“Séparatismes” : “Si jamais c’est encore pour se défouler sur les musulmans c’est catastrophique”, prévient la sociologue Agnès De Féo
“Si jamais c’est encore pour se défouler sur les musulmans c’est catastrophique”, prévient sur franceinfo Agnès De Féo, sociologue et réalisatrice de documentaires, auteure de Derrière le niqab (aux éditions Armand Colin), alors qu’Emmanuel Macron a dévoilé vendredi 2 octobre son plan d’action “pour mieux protéger la République contre les séparatismes”, principalement celui de l’islamisme radical.
Dans son discours, Emmanuel Macron a présenté un plan en cinq axes, “qu’il a nommé lui-même ‘les cinq piliers’, qui peuvent faire référence aux cinq piliers de l’islam. C’est bizarre, je ne sais pas à quel jeu il joue”, s’inquiète Agnès De Féo, qui a rencontré de nombreuses femmes voilées pour son livre. La sociologue craint qu’après le discours du président de la République “on retombe dans une boucle infernale dans les médias, qui vont parler de ce ‘problème de l’islam'”, considérant que “l’islam est à chaque fois vu comme un problème”.
Le risque de stigmatiser les femmes voilées ?
“Il faudra voir comment les médias vont traiter cette loi.

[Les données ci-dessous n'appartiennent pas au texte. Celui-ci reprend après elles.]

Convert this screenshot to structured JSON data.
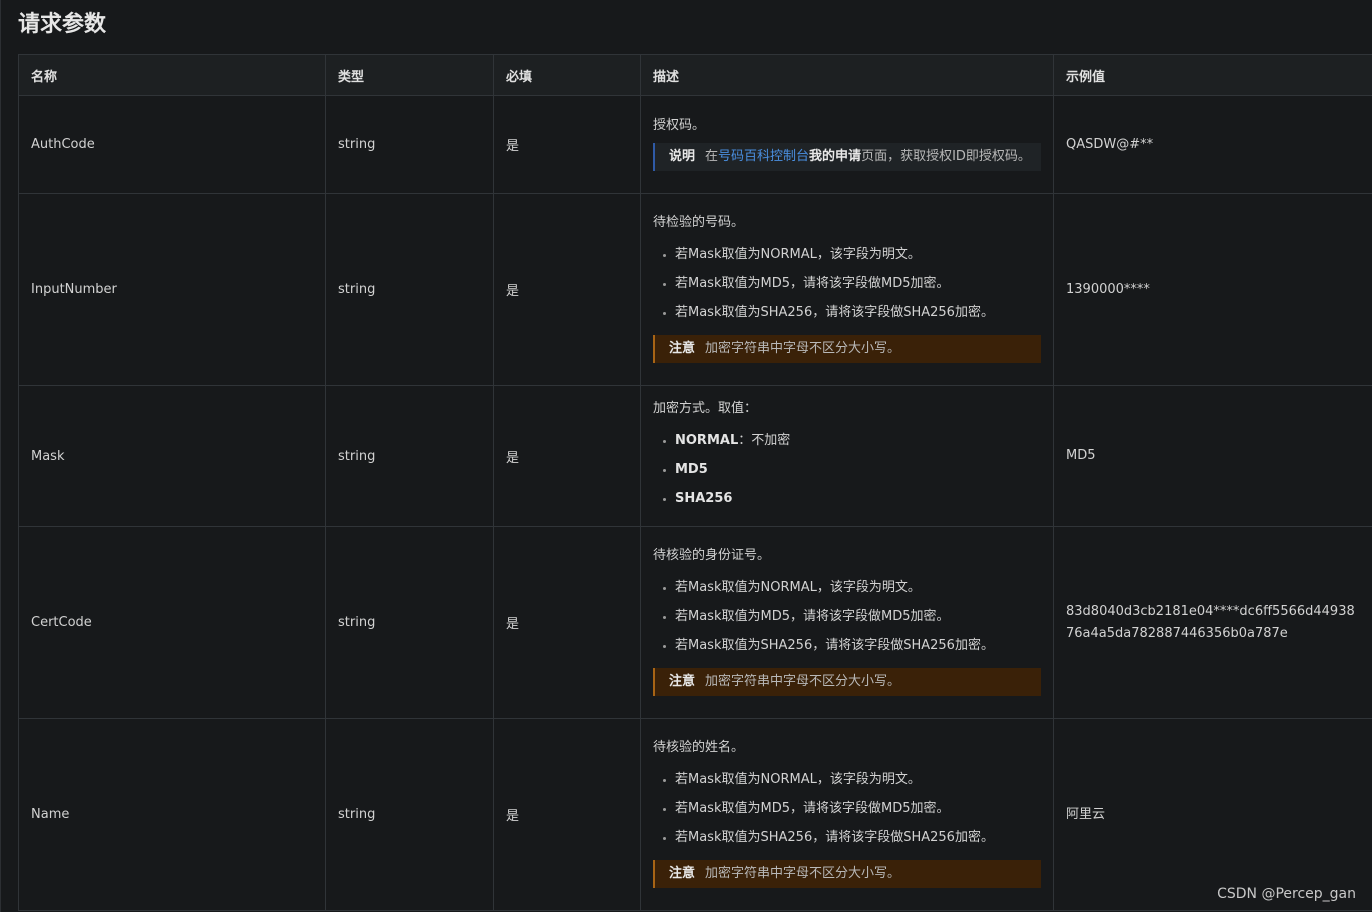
{
  "section": {
    "title": "请求参数"
  },
  "table": {
    "headers": {
      "name": "名称",
      "type": "类型",
      "required": "必填",
      "description": "描述",
      "example": "示例值"
    },
    "rows": [
      {
        "name": "AuthCode",
        "type": "string",
        "required": "是",
        "desc_main": "授权码。",
        "note": {
          "label": "说明",
          "prefix": "在",
          "link": "号码百科控制台",
          "strong": "我的申请",
          "suffix": "页面，获取授权ID即授权码。"
        },
        "example": "QASDW@#**"
      },
      {
        "name": "InputNumber",
        "type": "string",
        "required": "是",
        "desc_main": "待检验的号码。",
        "bullets": [
          "若Mask取值为NORMAL，该字段为明文。",
          "若Mask取值为MD5，请将该字段做MD5加密。",
          "若Mask取值为SHA256，请将该字段做SHA256加密。"
        ],
        "note": {
          "label": "注意",
          "text": "加密字符串中字母不区分大小写。"
        },
        "example": "1390000****"
      },
      {
        "name": "Mask",
        "type": "string",
        "required": "是",
        "desc_main": "加密方式。取值：",
        "options": [
          {
            "key": "NORMAL",
            "text": "：不加密"
          },
          {
            "key": "MD5",
            "text": ""
          },
          {
            "key": "SHA256",
            "text": ""
          }
        ],
        "example": "MD5"
      },
      {
        "name": "CertCode",
        "type": "string",
        "required": "是",
        "desc_main": "待核验的身份证号。",
        "bullets": [
          "若Mask取值为NORMAL，该字段为明文。",
          "若Mask取值为MD5，请将该字段做MD5加密。",
          "若Mask取值为SHA256，请将该字段做SHA256加密。"
        ],
        "note": {
          "label": "注意",
          "text": "加密字符串中字母不区分大小写。"
        },
        "example": "83d8040d3cb2181e04****dc6ff5566d4493876a4a5da782887446356b0a787e"
      },
      {
        "name": "Name",
        "type": "string",
        "required": "是",
        "desc_main": "待核验的姓名。",
        "bullets": [
          "若Mask取值为NORMAL，该字段为明文。",
          "若Mask取值为MD5，请将该字段做MD5加密。",
          "若Mask取值为SHA256，请将该字段做SHA256加密。"
        ],
        "note": {
          "label": "注意",
          "text": "加密字符串中字母不区分大小写。"
        },
        "example": "阿里云"
      }
    ]
  },
  "watermark": "CSDN @Percep_gan",
  "colors": {
    "background": "#17191b",
    "header_bg": "#1d2022",
    "border": "#303438",
    "link": "#4a8fe0",
    "warn_bg": "#3a2108",
    "warn_border": "#a86415",
    "info_border": "#2f5aa6"
  }
}
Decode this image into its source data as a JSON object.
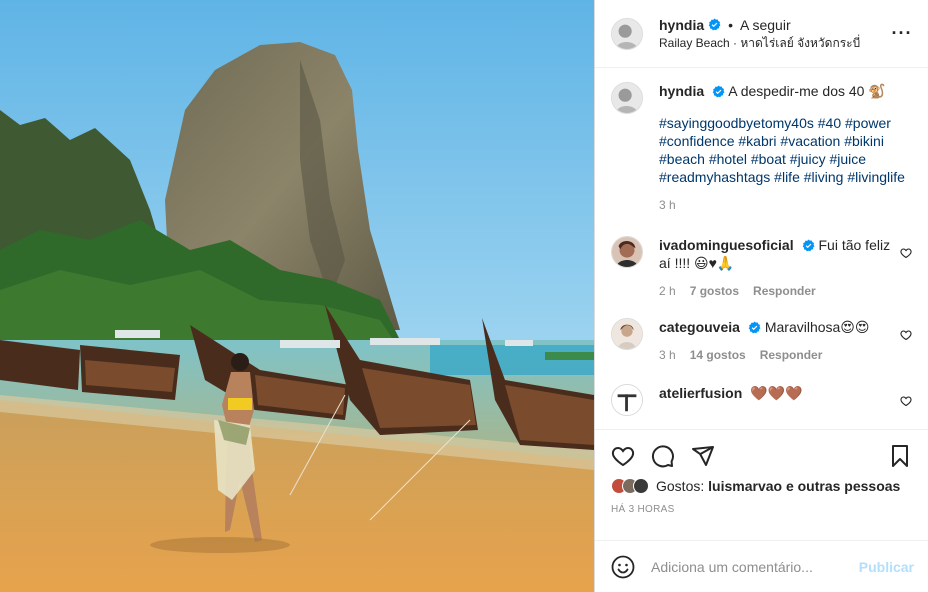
{
  "header": {
    "username": "hyndia",
    "follow_label": "A seguir",
    "location": "Railay Beach · หาดไร่เลย์ จังหวัดกระบี่"
  },
  "caption": {
    "username": "hyndia",
    "text": "A despedir-me dos 40 🐒",
    "hashtags": "#sayinggoodbyetomy40s #40 #power #confidence #kabri #vacation #bikini #beach #hotel #boat #juicy #juice #readmyhashtags #life #living #livinglife",
    "time": "3 h"
  },
  "comments": [
    {
      "username": "ivadominguesoficial",
      "text": "Fui tão feliz aí !!!! 😃♥🙏",
      "time": "2 h",
      "likes": "7 gostos",
      "reply": "Responder"
    },
    {
      "username": "categouveia",
      "text": "Maravilhosa😍😍",
      "time": "3 h",
      "likes": "14 gostos",
      "reply": "Responder"
    },
    {
      "username": "atelierfusion",
      "text": "🤎🤎🤎"
    }
  ],
  "likes": {
    "prefix": "Gostos: ",
    "bold": "luismarvao e outras pessoas"
  },
  "timestamp": "HÁ 3 HORAS",
  "add_comment": {
    "placeholder": "Adiciona um comentário...",
    "post_label": "Publicar"
  },
  "colors": {
    "verified": "#0095f6",
    "hashtag": "#00376b",
    "muted": "#8e8e8e",
    "post_disabled": "#b2dffc"
  },
  "icons": [
    "verified-icon",
    "more-icon",
    "heart-icon",
    "comment-icon",
    "share-icon",
    "save-icon",
    "emoji-icon"
  ]
}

S’ils ne reçoivent que des partisans de l’extrême droite ça va être catastrophique”, prévient la sociologue, qui explique que les femmes qui portent le voile témoignent auprès d’elle “d’insultes et de menaces physiques chaque fois qu’il y a une polémique sur l’islam” et que “la politisation du port du foulard intervient dans un second temps, une fois que les femmes se sentent stigmatisées” et qu’elle “concerne souvent de jeunes françaises, converties, qui n’ont rien à voir avec les quartiers sensibles”.
“D’un côté il avait de bonnes intentions, et de l’autre il a fait le jeu de la paranoïa française contre toutes ces manifestations qui sont inoffensives au départ, comme la barbe ou le port du voile, qui vont déchainer les passions contre des individus qui n’ont rien demandé”, souligne Agnès de Féo, tout en notant de “nombreux amalgames” dans le discours d’Emmanuel Macron.
“Pour moi, le séparatisme est une création des gouvernements successifs, qui ont légiféré contre le voile, à partir de 2004. Cette loi a exclu les jeunes filles voilées de l’école sous prétexte qu’elles avaient un signe ostentatoire de religion”, explique-t-elle, estimant que “les écoles privées ont été créées pour répondre à cela”.
“J’ai beaucoup de cas parmi les femmes qui portent le niqab ou qui l’ont porté, qui ont déscolarisé leurs enfants. Elles le font parce qu’elles ne peuvent plus les accompagner à l’école, parce qu’elles sont stigmatisées, insultées”, décrit la sociologue, ajoutant que “le président n’a jamais parlé du problème de l’islamophobie, publique, dans les médias, chez des députés ou des élus”.